Ele conheceu Nise em 1974, quando entrou no Pedro II como estagiário, “muito jovem e muito tímido” e começou a participar do seu grupo de pesquisas. Mas só se tornou seu colaborador em 1975, ano em que a médica foi aposentada compulsoriamente por completar 70 anos.
“Quando eu cheguei, o acervo já tinha quase 200 mil obras. Foi a fase reflexiva dela, de pegar o saber, os conhecimentos dela e transformar em livros, cursos, documentários. Ela tinha um rigor de trabalho impressionante e um conhecimento universal extraordinário, então gerou muitos frutos”, lembra Luiz Mello.
“Ela enfrentou resistência durante toda sua carreira: “Ela criava um ambiente sem grades. Os clientes eram chamados pelo nome, uma das bases do trabalho dela era a relação afetiva. E em qualquer doença, não só a doença mental, com um ambiente favorável, o prognóstico é melhor”.
As obras produzidas pelos clientes revelavam emoções que eles não conseguiam organizar e exprimir em palavras, e com o passar do tempo, comprovavam também sua melhora. Em outros casos, atestavam o malefício das terapias tradicionais. Um dos exemplos mais contundentes é o de Lúcio Noeman, que esculpia guerreiros em gesso com muita técnica e precisão, mas foi submetido a uma lobotomia, e depois disso só conseguia produzir figuras disformes.
Símbolo da unidade
“Segundo a psiquiatria da época, a principal característica da loucura é a perda da unidade do indivíduo. Mas no atelier eram feitas imagens de mandalas em círculos, o que era uma contradição na própria doença, porque o círculo, por excelência, é o símbolo da unidade. Foi aí que ela escreveu uma carta ao Jung [psiquiatra e psicoterapeuta suíço], com fotografias, perguntando se realmente eram mandalas e por que elas apareciam em tão grande quantidade na produção deles. Menos de um mês depois, ele respondeu dizendo que realmente eram mandalas e que corresponderiam às forças auto-curativas da psiquê. Então, se a pessoa vive um estado de confusão mental, de dissociação, existem forças no inconsciente que contrabalanceiam isso, que buscam a unidade, a reestruturação”, destaca Luiz Carlos Mello.

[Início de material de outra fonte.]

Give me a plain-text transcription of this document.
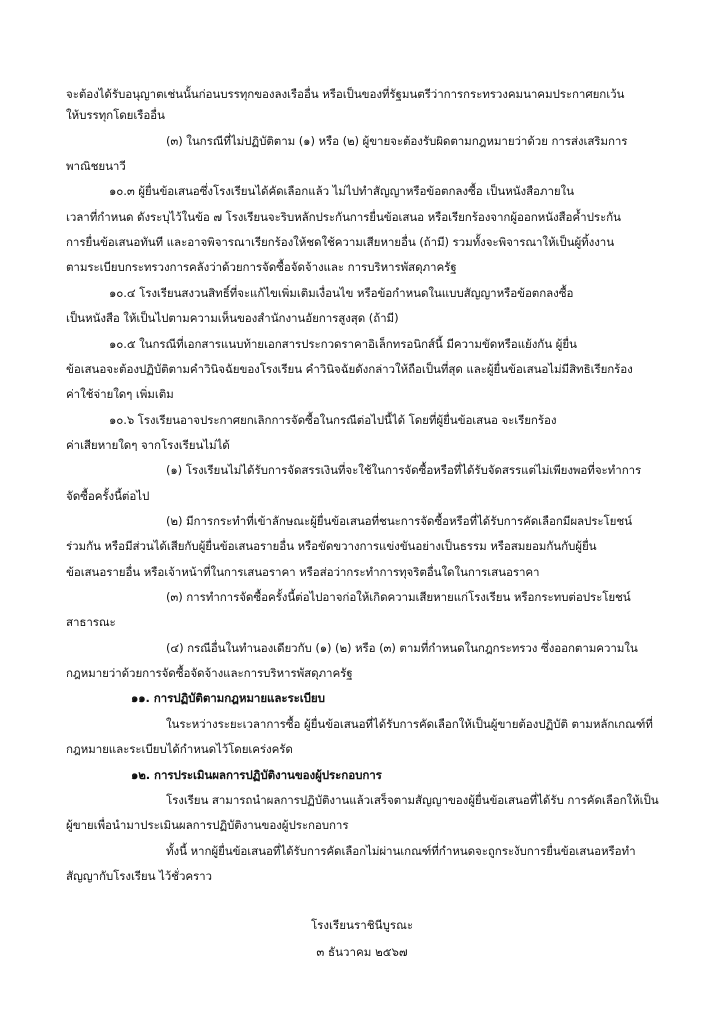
จะต้องได้รับอนุญาตเช่นนั้นก่อนบรรทุกของลงเรืออื่น หรือเป็นของที่รัฐมนตรีว่าการกระทรวงคมนาคมประกาศยกเว้น
ให้บรรทุกโดยเรืออื่น
(๓) ในกรณีที่ไม่ปฏิบัติตาม (๑) หรือ (๒) ผู้ขายจะต้องรับผิดตามกฎหมายว่าด้วย การส่งเสริมการ
พาณิชยนาวี
๑๐.๓ ผู้ยื่นข้อเสนอซึ่งโรงเรียนได้คัดเลือกแล้ว ไม่ไปทำสัญญาหรือข้อตกลงซื้อ เป็นหนังสือภายใน
เวลาที่กำหนด ดังระบุไว้ในข้อ ๗ โรงเรียนจะริบหลักประกันการยื่นข้อเสนอ หรือเรียกร้องจากผู้ออกหนังสือค้ำประกัน
การยื่นข้อเสนอทันที และอาจพิจารณาเรียกร้องให้ชดใช้ความเสียหายอื่น (ถ้ามี) รวมทั้งจะพิจารณาให้เป็นผู้ทิ้งงาน
ตามระเบียบกระทรวงการคลังว่าด้วยการจัดซื้อจัดจ้างและ การบริหารพัสดุภาครัฐ
๑๐.๔ โรงเรียนสงวนสิทธิ์ที่จะแก้ไขเพิ่มเติมเงื่อนไข หรือข้อกำหนดในแบบสัญญาหรือข้อตกลงซื้อ
เป็นหนังสือ ให้เป็นไปตามความเห็นของสำนักงานอัยการสูงสุด (ถ้ามี)
๑๐.๕ ในกรณีที่เอกสารแนบท้ายเอกสารประกวดราคาอิเล็กทรอนิกส์นี้ มีความขัดหรือแย้งกัน ผู้ยื่น
ข้อเสนอจะต้องปฏิบัติตามคำวินิจฉัยของโรงเรียน คำวินิจฉัยดังกล่าวให้ถือเป็นที่สุด และผู้ยื่นข้อเสนอไม่มีสิทธิเรียกร้อง
ค่าใช้จ่ายใดๆ เพิ่มเติม
๑๐.๖ โรงเรียนอาจประกาศยกเลิกการจัดซื้อในกรณีต่อไปนี้ได้ โดยที่ผู้ยื่นข้อเสนอ จะเรียกร้อง
ค่าเสียหายใดๆ จากโรงเรียนไม่ได้
(๑) โรงเรียนไม่ได้รับการจัดสรรเงินที่จะใช้ในการจัดซื้อหรือที่ได้รับจัดสรรแต่ไม่เพียงพอที่จะทำการ
จัดซื้อครั้งนี้ต่อไป
(๒) มีการกระทำที่เข้าลักษณะผู้ยื่นข้อเสนอที่ชนะการจัดซื้อหรือที่ได้รับการคัดเลือกมีผลประโยชน์
ร่วมกัน หรือมีส่วนได้เสียกับผู้ยื่นข้อเสนอรายอื่น หรือขัดขวางการแข่งขันอย่างเป็นธรรม หรือสมยอมกันกับผู้ยื่น
ข้อเสนอรายอื่น หรือเจ้าหน้าที่ในการเสนอราคา หรือส่อว่ากระทำการทุจริตอื่นใดในการเสนอราคา
(๓) การทำการจัดซื้อครั้งนี้ต่อไปอาจก่อให้เกิดความเสียหายแก่โรงเรียน หรือกระทบต่อประโยชน์
สาธารณะ
(๔) กรณีอื่นในทำนองเดียวกับ (๑) (๒) หรือ (๓) ตามที่กำหนดในกฎกระทรวง ซึ่งออกตามความใน
กฎหมายว่าด้วยการจัดซื้อจัดจ้างและการบริหารพัสดุภาครัฐ
๑๑. การปฏิบัติตามกฎหมายและระเบียบ
ในระหว่างระยะเวลาการซื้อ ผู้ยื่นข้อเสนอที่ได้รับการคัดเลือกให้เป็นผู้ขายต้องปฏิบัติ ตามหลักเกณฑ์ที่
กฎหมายและระเบียบได้กำหนดไว้โดยเคร่งครัด
๑๒. การประเมินผลการปฏิบัติงานของผู้ประกอบการ
โรงเรียน สามารถนำผลการปฏิบัติงานแล้วเสร็จตามสัญญาของผู้ยื่นข้อเสนอที่ได้รับ การคัดเลือกให้เป็น
ผู้ขายเพื่อนำมาประเมินผลการปฏิบัติงานของผู้ประกอบการ
ทั้งนี้ หากผู้ยื่นข้อเสนอที่ได้รับการคัดเลือกไม่ผ่านเกณฑ์ที่กำหนดจะถูกระงับการยื่นข้อเสนอหรือทำ
สัญญากับโรงเรียน ไว้ชั่วคราว
โรงเรียนราชินีบูรณะ
๓ ธันวาคม ๒๕๖๗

Em uma carta seguinte, Jung escreveu: “O signatário desta carta convida a senhora doutora Nise da Silveira a se juntar ao semestre de verão de 1957 do Instituto C. G. Jung – Zurique”, o que deu início a uma profícua relação de Nise com os pesquisadores do instituto – ela chegou a ser analisada por uma de suas discípulas, a psicoterapeuta Marie-Louise von Franz – e com o próprio Jung. A partir daí, Nise se tornou grande disseminadora das teorias de Jung no Brasil, e seus trabalhos também ganharam maior dimensão internacional.
Terapia com animais
Nise também foi pioneira na terapia com animais, algo que hoje é largamente utilizado, com evidências científicas da sua efetividade. De acordo com Luiz Mello, essa ideia partiu da observação atenta dos clientes.

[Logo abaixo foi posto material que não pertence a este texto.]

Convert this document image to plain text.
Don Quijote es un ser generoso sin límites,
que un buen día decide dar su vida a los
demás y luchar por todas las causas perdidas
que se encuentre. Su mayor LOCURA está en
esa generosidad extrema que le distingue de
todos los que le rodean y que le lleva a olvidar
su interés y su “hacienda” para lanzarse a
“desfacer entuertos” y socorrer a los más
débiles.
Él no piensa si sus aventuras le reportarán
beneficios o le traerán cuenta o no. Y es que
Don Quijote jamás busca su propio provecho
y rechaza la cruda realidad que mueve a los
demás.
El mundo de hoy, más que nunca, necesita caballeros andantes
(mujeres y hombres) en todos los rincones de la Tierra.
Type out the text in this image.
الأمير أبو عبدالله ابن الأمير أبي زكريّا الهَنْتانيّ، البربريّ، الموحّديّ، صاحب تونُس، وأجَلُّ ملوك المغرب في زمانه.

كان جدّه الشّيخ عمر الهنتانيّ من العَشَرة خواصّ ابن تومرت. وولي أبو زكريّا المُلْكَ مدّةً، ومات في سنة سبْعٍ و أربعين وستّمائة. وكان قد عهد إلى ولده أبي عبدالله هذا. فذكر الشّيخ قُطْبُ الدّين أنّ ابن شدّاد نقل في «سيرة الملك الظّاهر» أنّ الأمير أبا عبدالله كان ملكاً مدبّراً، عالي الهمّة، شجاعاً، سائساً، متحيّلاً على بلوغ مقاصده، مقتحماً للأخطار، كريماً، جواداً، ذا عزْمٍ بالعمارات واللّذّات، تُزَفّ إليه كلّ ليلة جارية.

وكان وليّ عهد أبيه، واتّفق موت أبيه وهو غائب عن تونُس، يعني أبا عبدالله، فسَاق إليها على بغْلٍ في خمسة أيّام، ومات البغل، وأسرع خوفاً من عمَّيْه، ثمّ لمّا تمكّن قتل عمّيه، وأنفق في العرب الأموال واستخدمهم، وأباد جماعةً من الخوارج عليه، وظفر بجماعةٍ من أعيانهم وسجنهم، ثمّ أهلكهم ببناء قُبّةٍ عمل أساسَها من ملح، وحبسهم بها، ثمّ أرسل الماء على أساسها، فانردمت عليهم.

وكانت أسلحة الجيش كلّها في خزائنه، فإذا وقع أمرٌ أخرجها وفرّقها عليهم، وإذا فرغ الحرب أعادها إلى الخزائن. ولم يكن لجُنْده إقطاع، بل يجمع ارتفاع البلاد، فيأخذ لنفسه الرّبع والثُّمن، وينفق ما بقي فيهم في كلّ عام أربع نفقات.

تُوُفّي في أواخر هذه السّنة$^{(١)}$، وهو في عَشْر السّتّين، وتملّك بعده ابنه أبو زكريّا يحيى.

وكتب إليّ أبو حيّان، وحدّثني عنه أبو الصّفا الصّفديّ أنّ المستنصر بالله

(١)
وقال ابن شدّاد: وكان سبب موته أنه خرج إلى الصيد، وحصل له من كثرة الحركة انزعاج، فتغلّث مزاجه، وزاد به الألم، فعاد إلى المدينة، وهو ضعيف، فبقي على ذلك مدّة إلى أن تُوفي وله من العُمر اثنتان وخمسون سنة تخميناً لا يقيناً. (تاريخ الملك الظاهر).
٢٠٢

“Nise sempre gostou de bicho. E um doente chegou para ela com um cachorro machucado e perguntou se poderia cuidar desse cachorro. A doutora Nise deu condições e começou a observar que, à medida que o bicho melhorava, o paciente também melhorava”, recorda Luiz Mello.

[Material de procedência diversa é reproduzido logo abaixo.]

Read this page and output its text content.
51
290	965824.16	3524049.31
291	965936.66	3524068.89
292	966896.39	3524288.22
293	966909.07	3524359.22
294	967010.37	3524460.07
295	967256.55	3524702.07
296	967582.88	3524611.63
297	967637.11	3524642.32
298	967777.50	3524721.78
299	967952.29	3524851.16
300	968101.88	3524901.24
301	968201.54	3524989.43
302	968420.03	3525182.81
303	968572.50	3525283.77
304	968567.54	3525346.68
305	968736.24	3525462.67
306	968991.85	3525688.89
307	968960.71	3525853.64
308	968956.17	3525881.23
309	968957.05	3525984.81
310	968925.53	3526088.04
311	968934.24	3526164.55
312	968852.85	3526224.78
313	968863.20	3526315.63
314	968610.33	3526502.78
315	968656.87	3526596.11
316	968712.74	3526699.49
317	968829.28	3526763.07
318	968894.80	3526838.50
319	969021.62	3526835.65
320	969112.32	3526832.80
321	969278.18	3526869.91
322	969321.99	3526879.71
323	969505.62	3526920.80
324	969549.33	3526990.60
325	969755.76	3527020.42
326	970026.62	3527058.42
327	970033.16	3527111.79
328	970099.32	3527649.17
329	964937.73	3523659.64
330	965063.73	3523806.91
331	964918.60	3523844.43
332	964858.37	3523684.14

Inconformada com a grande reincidência de pacientes internados – que chegava a 70% -, Nise também se lançou a um empreendimento que Luiz Mello considera uma antecipação, em mais de 30 anos, dos centros de Atenção Psicossocial, que hoje são as grandes âncoras do serviço público de saúde mental do Brasil. A Casa das Palmeiras, fundada pela médica em 1956, atendia pessoas com transtornos mentais de forma gratuita, sem internação, aplicando a reabilitação ocupacional que ela criou. O local permanece aberto até hoje, mas depois de enfrentar dificuldades financeiras, passou a cobrar mensalidade dos pacientes.